In some countries, nationalism, local pride and complex political and other legacies have put up obstacles to evaluation.

"Progress is relative," said Gruber. "These are still fledgling democracies. Some countries are much further along the path to historical accountability and sincere commemoration than others, but many have had further to go."

In places such as Slovakia, Hungary and Romania, which were allied with the Nazis, honest evaluation of the past means acceptance of direct local participation in the Holocaust.

Education is vital, according to Maros Borsky, director of the Slovak Jewish Heritage Center.

"The evil that happened in society will not be healed, but the next generation must learn about it," said Borsky.

In areas that once formed part of the Soviet Union, the issues are compounded.

In the Baltic countries, in particular, nationalists have long regarded the Nazis as the lesser of two wartime evils -- "liberators" against the Russians who occupied their countries.

In 2002, for example, Latvian President Vaira Vike-Freiberga had to intervene directly to ensure that the inscription on a monument to 25,000 Jews killed in the Rumbula Forest near Riga included mention of Latvian collaborators, as well as Nazis among the perpetrators.

"She said this is a place of national shame," recalled Miller. "It was a huge step forward, and an example for other European leaders to follow."

In Ukraine, nationalist aspirations after decades of Russian domination have eclipsed the memory of Jewish suffering, particularly in western Ukraine, which before World War II was part of Poland and had a complex multiethnic profile.

"Generally speaking, Jewish issues, including the Holocaust, are still not seen as part of one's own history," said Tarik Cyril Amar, academic director of the Center for Urban History of East Central Europe in Lviv.

The high-profile dedication Oct. 8 of a national Holocaust memorial in the Romanian capital Bucharest illustrated many of these points.

Under Marshal Ion Antonescu, Romania was an ally of Nazi Germany.

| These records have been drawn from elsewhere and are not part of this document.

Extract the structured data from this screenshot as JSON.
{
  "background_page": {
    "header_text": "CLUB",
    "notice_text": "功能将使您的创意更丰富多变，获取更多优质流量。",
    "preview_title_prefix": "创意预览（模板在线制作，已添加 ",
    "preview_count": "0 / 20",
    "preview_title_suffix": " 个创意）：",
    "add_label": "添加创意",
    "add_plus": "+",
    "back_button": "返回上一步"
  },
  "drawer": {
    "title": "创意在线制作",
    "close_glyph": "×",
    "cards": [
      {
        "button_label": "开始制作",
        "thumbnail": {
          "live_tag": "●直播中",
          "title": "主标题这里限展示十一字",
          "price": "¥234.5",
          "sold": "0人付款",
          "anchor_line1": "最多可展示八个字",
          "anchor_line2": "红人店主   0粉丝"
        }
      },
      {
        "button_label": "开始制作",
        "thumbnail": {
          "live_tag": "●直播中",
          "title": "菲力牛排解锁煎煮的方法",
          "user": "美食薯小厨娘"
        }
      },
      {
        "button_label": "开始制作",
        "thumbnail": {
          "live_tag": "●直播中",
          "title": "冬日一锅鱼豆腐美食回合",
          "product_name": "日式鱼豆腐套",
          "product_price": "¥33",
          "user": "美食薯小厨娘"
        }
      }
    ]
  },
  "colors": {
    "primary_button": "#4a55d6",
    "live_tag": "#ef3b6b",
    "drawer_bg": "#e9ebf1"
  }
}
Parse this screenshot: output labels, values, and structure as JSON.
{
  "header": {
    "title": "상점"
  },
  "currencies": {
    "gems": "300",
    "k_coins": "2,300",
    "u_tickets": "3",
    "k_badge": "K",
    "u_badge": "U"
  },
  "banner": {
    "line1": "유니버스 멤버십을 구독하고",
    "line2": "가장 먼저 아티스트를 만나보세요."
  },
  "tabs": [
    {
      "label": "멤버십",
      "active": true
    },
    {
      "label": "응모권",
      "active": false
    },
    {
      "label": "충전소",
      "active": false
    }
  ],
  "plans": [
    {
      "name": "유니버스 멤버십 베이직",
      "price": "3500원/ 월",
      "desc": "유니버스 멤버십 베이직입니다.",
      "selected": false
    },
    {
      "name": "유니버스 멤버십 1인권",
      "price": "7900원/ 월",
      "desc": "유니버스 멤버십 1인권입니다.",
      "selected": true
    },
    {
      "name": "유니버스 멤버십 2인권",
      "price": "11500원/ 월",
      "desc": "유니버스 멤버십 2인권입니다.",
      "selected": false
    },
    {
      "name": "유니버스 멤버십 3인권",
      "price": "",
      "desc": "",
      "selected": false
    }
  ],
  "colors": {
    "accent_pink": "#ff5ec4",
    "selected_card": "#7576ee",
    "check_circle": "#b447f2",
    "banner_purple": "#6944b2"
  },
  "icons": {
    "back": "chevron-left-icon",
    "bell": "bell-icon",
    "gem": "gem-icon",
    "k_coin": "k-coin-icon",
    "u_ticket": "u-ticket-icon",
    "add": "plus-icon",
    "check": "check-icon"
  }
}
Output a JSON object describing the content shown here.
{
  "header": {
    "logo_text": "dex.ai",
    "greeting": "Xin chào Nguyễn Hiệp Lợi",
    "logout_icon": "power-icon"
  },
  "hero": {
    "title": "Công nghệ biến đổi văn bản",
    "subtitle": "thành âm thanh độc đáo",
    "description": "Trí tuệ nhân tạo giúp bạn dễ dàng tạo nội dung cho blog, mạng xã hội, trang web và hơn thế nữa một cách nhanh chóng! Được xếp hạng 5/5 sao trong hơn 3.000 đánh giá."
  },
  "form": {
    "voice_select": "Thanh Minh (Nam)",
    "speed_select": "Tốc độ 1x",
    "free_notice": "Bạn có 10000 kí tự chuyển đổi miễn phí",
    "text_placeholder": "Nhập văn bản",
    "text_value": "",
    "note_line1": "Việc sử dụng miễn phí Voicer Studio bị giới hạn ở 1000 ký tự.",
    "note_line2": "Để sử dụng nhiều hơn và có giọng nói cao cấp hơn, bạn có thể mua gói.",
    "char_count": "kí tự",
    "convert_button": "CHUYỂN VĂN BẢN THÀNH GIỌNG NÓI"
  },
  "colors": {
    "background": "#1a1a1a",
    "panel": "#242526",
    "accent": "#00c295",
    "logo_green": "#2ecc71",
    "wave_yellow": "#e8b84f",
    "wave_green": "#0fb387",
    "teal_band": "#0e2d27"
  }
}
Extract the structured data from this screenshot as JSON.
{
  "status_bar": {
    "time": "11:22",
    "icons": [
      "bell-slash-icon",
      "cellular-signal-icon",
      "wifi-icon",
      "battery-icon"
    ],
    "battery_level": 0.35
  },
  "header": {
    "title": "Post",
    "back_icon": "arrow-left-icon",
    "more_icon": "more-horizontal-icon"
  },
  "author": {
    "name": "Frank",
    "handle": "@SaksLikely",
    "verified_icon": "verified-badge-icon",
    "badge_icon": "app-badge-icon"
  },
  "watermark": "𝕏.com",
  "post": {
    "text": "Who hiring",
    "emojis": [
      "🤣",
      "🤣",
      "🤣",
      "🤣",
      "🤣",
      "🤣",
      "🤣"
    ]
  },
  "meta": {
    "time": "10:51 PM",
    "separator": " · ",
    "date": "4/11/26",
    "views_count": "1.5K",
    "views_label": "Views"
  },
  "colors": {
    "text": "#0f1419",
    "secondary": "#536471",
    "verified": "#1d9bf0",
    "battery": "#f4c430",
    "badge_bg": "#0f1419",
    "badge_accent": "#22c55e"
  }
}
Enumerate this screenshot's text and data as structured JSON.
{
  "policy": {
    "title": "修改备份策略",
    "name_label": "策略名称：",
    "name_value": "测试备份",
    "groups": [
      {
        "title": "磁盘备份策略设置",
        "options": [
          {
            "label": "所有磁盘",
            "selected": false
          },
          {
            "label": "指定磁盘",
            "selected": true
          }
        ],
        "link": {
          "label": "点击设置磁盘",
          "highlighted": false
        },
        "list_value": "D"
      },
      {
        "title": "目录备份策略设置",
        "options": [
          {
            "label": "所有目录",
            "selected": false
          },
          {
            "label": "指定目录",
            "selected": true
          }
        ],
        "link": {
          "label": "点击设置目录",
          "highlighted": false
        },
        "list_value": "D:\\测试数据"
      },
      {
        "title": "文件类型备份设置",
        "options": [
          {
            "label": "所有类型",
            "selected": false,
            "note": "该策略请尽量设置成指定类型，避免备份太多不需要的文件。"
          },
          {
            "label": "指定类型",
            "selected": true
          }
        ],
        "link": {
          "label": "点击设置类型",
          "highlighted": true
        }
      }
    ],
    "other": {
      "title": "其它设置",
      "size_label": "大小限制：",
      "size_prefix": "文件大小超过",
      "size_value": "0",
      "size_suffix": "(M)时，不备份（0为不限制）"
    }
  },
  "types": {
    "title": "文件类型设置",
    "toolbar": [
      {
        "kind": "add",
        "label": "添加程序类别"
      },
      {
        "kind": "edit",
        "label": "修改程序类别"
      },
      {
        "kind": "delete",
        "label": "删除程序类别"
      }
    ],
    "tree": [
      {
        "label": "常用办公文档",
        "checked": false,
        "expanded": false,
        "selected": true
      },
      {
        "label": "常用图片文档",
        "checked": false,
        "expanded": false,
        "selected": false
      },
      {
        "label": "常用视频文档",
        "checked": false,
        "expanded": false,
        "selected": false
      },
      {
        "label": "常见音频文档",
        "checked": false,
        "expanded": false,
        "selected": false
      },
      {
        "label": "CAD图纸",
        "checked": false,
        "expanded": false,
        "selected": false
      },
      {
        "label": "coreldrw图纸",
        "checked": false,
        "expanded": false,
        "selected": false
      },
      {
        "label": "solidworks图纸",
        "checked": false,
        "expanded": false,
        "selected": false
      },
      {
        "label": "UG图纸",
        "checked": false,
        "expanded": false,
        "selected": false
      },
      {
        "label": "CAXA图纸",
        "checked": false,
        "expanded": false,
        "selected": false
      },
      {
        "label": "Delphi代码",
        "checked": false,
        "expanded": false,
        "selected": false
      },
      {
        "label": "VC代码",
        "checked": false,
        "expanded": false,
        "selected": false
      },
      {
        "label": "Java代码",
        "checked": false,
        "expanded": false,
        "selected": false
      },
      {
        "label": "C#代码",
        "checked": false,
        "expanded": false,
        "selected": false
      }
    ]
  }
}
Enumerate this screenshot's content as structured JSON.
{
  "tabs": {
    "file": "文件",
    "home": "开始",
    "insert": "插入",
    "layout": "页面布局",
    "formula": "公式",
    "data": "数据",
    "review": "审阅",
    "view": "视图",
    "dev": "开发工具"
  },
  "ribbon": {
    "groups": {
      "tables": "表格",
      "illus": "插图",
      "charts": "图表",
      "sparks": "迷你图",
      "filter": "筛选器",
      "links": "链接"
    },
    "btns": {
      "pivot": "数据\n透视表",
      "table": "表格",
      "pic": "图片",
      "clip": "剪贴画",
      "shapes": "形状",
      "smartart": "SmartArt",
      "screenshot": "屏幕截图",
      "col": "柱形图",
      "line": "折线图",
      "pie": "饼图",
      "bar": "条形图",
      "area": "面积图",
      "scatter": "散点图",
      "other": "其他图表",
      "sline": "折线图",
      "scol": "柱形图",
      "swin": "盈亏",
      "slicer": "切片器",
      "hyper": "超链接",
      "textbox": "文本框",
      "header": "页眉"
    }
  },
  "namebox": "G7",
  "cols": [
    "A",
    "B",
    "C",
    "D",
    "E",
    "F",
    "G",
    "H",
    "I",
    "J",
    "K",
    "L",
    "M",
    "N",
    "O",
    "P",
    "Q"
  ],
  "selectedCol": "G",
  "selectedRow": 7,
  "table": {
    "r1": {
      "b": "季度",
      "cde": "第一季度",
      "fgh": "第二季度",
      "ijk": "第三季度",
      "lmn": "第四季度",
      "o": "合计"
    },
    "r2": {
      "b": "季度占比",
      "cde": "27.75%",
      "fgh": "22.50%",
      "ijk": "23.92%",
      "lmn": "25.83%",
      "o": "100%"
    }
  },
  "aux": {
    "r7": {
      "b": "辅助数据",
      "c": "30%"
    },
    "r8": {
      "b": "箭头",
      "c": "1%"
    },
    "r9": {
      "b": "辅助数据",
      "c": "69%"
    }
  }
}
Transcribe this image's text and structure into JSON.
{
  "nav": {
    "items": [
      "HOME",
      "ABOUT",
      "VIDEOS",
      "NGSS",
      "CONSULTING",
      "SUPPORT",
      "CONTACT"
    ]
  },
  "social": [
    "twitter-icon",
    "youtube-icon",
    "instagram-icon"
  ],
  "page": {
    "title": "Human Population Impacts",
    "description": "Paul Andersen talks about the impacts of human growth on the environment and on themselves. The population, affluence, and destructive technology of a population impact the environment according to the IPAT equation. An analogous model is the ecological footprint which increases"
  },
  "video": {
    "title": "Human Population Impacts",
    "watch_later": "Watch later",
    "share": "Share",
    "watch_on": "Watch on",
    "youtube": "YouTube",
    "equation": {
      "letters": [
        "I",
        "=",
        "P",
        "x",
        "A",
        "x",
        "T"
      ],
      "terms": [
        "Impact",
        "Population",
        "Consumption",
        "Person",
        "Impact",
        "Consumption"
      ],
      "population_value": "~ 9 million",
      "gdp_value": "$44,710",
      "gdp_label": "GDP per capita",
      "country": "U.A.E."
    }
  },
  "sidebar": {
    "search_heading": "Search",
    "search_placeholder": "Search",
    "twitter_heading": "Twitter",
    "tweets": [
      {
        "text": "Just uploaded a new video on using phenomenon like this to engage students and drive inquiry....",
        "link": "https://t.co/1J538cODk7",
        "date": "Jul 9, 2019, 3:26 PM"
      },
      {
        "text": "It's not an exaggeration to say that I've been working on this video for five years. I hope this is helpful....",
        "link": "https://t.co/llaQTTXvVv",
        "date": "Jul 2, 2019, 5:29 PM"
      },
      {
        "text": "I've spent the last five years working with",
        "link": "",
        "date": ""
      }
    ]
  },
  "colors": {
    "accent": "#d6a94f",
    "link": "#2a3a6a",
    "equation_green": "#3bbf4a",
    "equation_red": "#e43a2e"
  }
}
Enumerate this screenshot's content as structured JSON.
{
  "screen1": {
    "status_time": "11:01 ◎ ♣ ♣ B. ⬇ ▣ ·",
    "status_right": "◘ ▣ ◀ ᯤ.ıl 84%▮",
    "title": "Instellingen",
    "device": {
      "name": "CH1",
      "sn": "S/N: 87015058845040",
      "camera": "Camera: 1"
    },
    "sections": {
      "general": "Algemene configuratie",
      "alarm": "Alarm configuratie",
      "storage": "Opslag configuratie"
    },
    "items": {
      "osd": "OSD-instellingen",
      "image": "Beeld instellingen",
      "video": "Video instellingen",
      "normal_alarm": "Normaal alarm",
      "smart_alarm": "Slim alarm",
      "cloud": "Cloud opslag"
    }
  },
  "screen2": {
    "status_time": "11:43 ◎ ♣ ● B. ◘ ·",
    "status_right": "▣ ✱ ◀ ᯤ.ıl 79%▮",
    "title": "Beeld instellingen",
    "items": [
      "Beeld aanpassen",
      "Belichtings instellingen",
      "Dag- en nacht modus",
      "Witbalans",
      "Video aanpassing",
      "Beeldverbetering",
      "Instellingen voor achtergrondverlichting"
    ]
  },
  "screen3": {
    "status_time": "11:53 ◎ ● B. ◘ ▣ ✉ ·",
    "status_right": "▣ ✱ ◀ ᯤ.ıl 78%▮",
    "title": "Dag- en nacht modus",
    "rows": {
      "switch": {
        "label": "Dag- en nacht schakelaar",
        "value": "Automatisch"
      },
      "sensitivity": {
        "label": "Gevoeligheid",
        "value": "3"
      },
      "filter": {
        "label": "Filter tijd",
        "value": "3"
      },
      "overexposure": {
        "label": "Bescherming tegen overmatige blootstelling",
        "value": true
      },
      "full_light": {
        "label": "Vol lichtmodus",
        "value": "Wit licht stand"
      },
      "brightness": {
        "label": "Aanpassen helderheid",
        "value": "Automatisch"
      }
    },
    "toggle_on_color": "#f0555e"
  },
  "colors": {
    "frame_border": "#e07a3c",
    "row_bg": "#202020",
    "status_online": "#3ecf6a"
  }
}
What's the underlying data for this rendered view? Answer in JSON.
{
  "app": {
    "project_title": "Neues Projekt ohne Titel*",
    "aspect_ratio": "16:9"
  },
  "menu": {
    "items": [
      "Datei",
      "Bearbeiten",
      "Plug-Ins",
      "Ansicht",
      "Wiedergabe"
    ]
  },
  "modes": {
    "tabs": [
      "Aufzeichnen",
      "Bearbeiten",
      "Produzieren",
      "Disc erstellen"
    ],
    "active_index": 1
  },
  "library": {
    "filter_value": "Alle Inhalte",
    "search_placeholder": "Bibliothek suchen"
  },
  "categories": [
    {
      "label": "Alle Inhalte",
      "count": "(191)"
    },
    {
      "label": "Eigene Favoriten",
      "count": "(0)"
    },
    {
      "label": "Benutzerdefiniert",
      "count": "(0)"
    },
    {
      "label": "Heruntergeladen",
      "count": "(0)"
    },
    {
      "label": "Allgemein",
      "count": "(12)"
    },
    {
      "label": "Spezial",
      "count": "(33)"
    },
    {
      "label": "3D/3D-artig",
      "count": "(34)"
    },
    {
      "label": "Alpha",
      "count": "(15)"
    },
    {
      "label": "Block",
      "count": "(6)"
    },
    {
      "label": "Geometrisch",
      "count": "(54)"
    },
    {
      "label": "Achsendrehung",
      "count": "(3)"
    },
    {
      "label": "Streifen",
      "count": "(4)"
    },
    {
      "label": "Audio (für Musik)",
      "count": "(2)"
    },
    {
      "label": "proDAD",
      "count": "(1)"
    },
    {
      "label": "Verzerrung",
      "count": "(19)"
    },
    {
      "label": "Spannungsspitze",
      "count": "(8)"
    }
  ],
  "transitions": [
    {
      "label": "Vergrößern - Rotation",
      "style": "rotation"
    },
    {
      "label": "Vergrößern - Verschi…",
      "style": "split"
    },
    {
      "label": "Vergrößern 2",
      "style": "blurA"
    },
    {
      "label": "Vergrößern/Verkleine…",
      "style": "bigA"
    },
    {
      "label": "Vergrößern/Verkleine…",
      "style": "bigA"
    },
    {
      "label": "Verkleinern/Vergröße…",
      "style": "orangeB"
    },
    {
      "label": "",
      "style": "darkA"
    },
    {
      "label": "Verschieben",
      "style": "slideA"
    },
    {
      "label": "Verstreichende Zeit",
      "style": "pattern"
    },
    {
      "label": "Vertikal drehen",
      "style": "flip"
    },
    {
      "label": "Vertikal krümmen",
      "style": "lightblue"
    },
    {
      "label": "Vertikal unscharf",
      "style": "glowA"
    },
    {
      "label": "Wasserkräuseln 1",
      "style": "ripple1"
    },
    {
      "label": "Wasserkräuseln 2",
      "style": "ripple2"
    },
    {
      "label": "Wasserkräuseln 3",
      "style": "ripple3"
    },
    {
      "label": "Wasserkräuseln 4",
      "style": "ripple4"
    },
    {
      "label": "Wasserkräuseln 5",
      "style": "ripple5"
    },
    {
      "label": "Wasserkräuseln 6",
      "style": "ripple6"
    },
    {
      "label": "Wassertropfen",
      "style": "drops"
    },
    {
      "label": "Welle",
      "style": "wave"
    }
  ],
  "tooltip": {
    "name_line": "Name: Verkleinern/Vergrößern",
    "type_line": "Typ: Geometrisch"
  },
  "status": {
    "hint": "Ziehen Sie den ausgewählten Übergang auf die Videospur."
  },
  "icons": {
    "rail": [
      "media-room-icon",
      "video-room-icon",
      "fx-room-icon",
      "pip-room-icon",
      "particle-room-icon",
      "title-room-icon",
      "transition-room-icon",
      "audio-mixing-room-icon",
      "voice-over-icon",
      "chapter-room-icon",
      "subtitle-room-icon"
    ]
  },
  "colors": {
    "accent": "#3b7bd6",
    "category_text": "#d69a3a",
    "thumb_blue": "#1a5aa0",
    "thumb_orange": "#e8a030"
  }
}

Deportations of Jews ordered by Antonescu resulted in the deaths of some 280,000 Jews. Even after the fall of communism, this fact was largely ignored or minimized, and Antonescu is often viewed as a hero by Romanian nationalists.

"Six years ago, there was no difficulty in getting Romanian leaders to acknowledge that there was a Holocaust in their country, but they understood this as what Hungarians did to Jews in Romanian territory under their control," said Baker.

Romania Marks the Shoah
Construction of the monument and marking the date of Oct. 9 as Holocaust Commemoration Day were mandated by an international commission on the Holocaust in Romania, headed by Nobel Prize laureate Elie Wiesel, which released a 400-page report in 2004 as Romania was preparing to enter the European Union.

Political dignitaries, Holocaust survivors and religious leaders from Europe, Israel and the United States attended the ceremony, and Romanian President Traian Basescu spoke.

The Romanian state and Romanian society, declared Basescu, "reaffirm their decision to assume the blame for the past and to uncover the historic memory in the spirit of truth.

"So much has been done," acknowledged Baker, "but there is still much to do."